In the first bar chart, most customer reviews’ sentiment scores as graded neutral, while from the same customers rated the mouse positive (4-5 stars). The discrepancy between the review texts sentiment and the star ratings suggest that many of the positive reviews could be neutral and the star ratings very likely does not reflect the true customer opinion.
Using data.describe() function allows us to look at the statistical properties of the 2 distributions - ratings and sentiment scores.
Unnamed: 0 | Star Rating | Positive | Negative | Neutral | |
---|---|---|---|---|---|
count | 2554.000000 | 2554.000000 | 2554.000000 | 2554.000000 | 2554.000000 |
mean | 1279.005873 | 4.048160 | 0.212965 | 0.043112 | 0.743931 |
std | 738.631841 | 1.428965 | 0.181152 | 0.064534 | 0.169663 |
min | 0.000000 | 1.000000 | 0.000000 | 0.000000 | 0.000000 |
25% | 640.250000 | 3.000000 | 0.091000 | 0.000000 | 0.674000 |
50% | 1279.500000 | 5.000000 | 0.167000 | 0.015500 | 0.777000 |
75% | 1917.750000 | 5.000000 | 0.287000 | 0.067000 | 0.851000 |
max | 2558.000000 | 5.000000 | 1.000000 | 0.650000 | 1.000000 |
Through comparing statistical properties of the two distributions using data.describe() function, we created two boxplots to summarize the statistical characteristics of both the sentiment scores of reviews and the customer ratings. This give Amazon buyers more information on the possible bias of star ratings which most buyers use as a reference of the quality of the product.

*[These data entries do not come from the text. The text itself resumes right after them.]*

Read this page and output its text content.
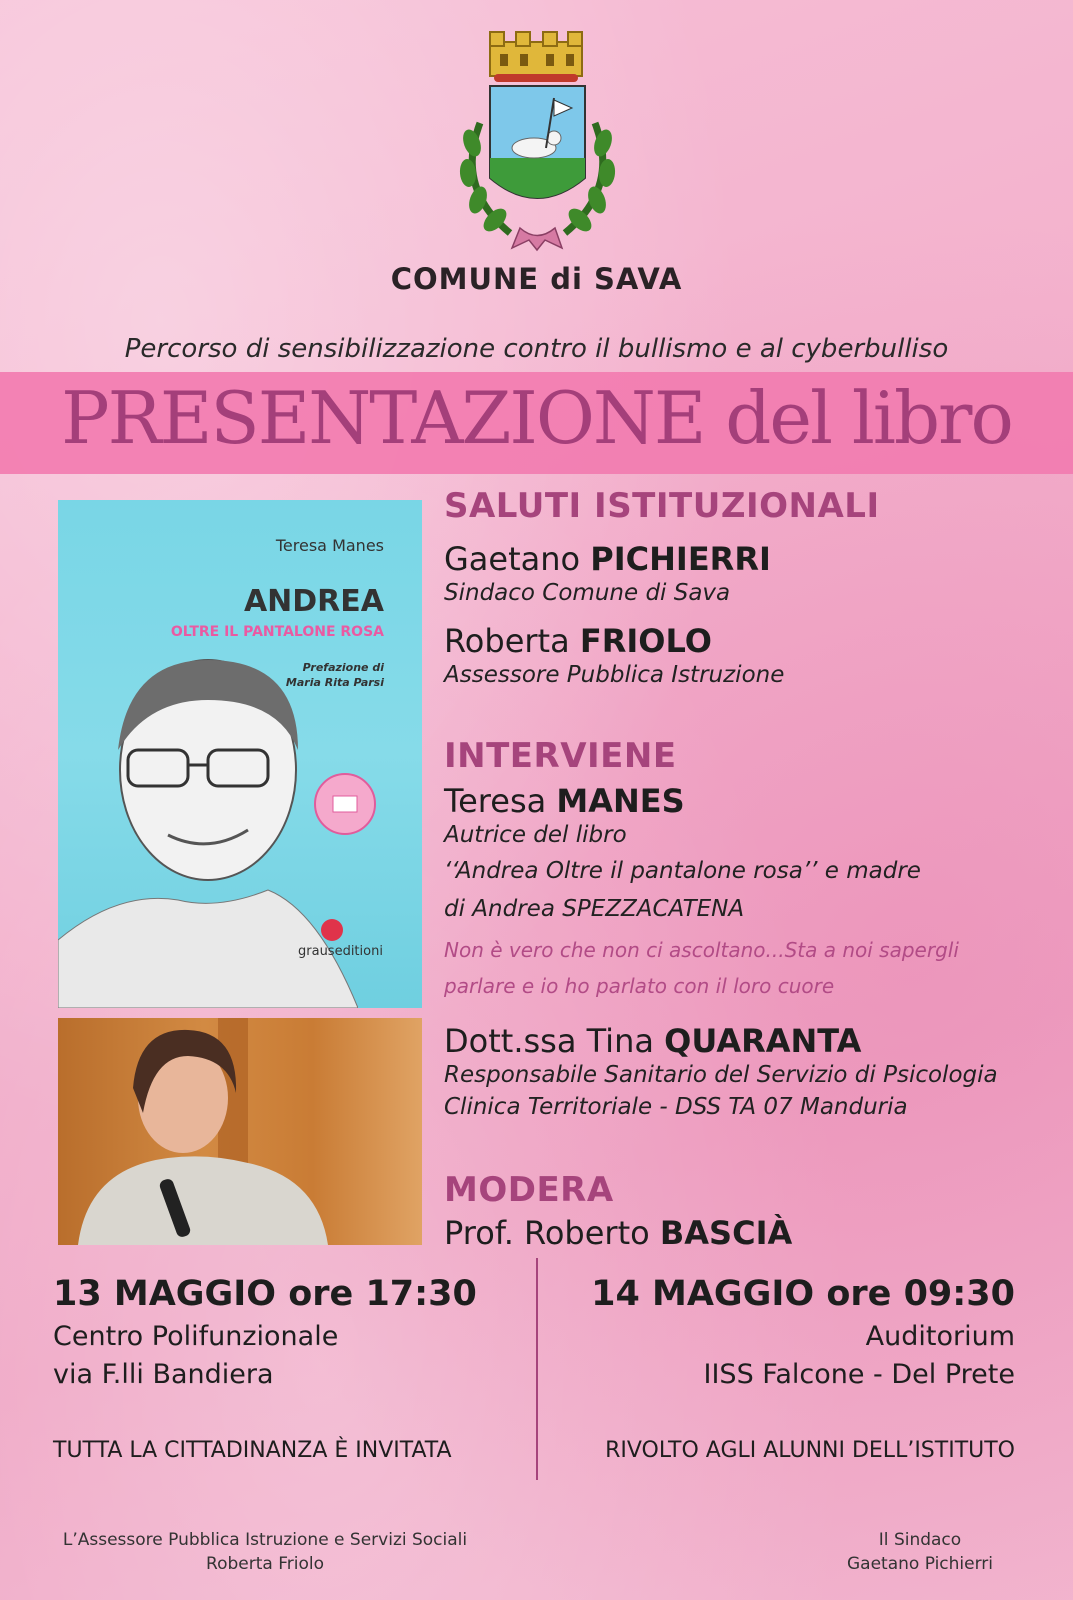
COMUNE di SAVA
Percorso di sensibilizzazione contro il bullismo e al cyberbulliso
PRESENTAZIONE del libro
Teresa Manes
ANDREA
OLTRE IL PANTALONE ROSA
Prefazione di
Maria Rita Parsi
grauseditioni
SALUTI ISTITUZIONALI
Gaetano PICHIERRI
Sindaco Comune di Sava
Roberta FRIOLO
Assessore Pubblica Istruzione
INTERVIENE
Teresa MANES
Autrice del libro
‘‘Andrea Oltre il pantalone rosa’’ e madre
di Andrea SPEZZACATENA
Non è vero che non ci ascoltano...Sta a noi sapergli
parlare e io ho parlato con il loro cuore
Dott.ssa Tina QUARANTA
Responsabile Sanitario del Servizio di Psicologia
Clinica Territoriale - DSS TA 07 Manduria
MODERA
Prof. Roberto BASCIÀ
13 MAGGIO ore 17:30
Centro Polifunzionale
via F.lli Bandiera
TUTTA LA CITTADINANZA È INVITATA
14 MAGGIO ore 09:30
Auditorium
IISS Falcone - Del Prete
RIVOLTO AGLI ALUNNI DELL’ISTITUTO
L’Assessore Pubblica Istruzione e Servizi Sociali
Roberta Friolo
Il Sindaco
Gaetano Pichierri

This is the boxplot for sentiment scores:
This is the boxplot for star ratings:
The mean of the sentiment score distribution is roughly 0.75 while the star ratings distribution’s 5.0 (5/5). This suggests that the overall satisfaction is still high, just not as high as the star ratings distribution shown on the Amazon product page.
Another feature is the interquartile range (IQR) of the sentiment distribution is smaller than the ratings distribution, this suggests that the sentiment scores of the customers – the proxy for quality and satisfaction of the product – is very consistent. And as the IQR lies on the top part of the plot, it suggest the product satisfaction rate is consistently good.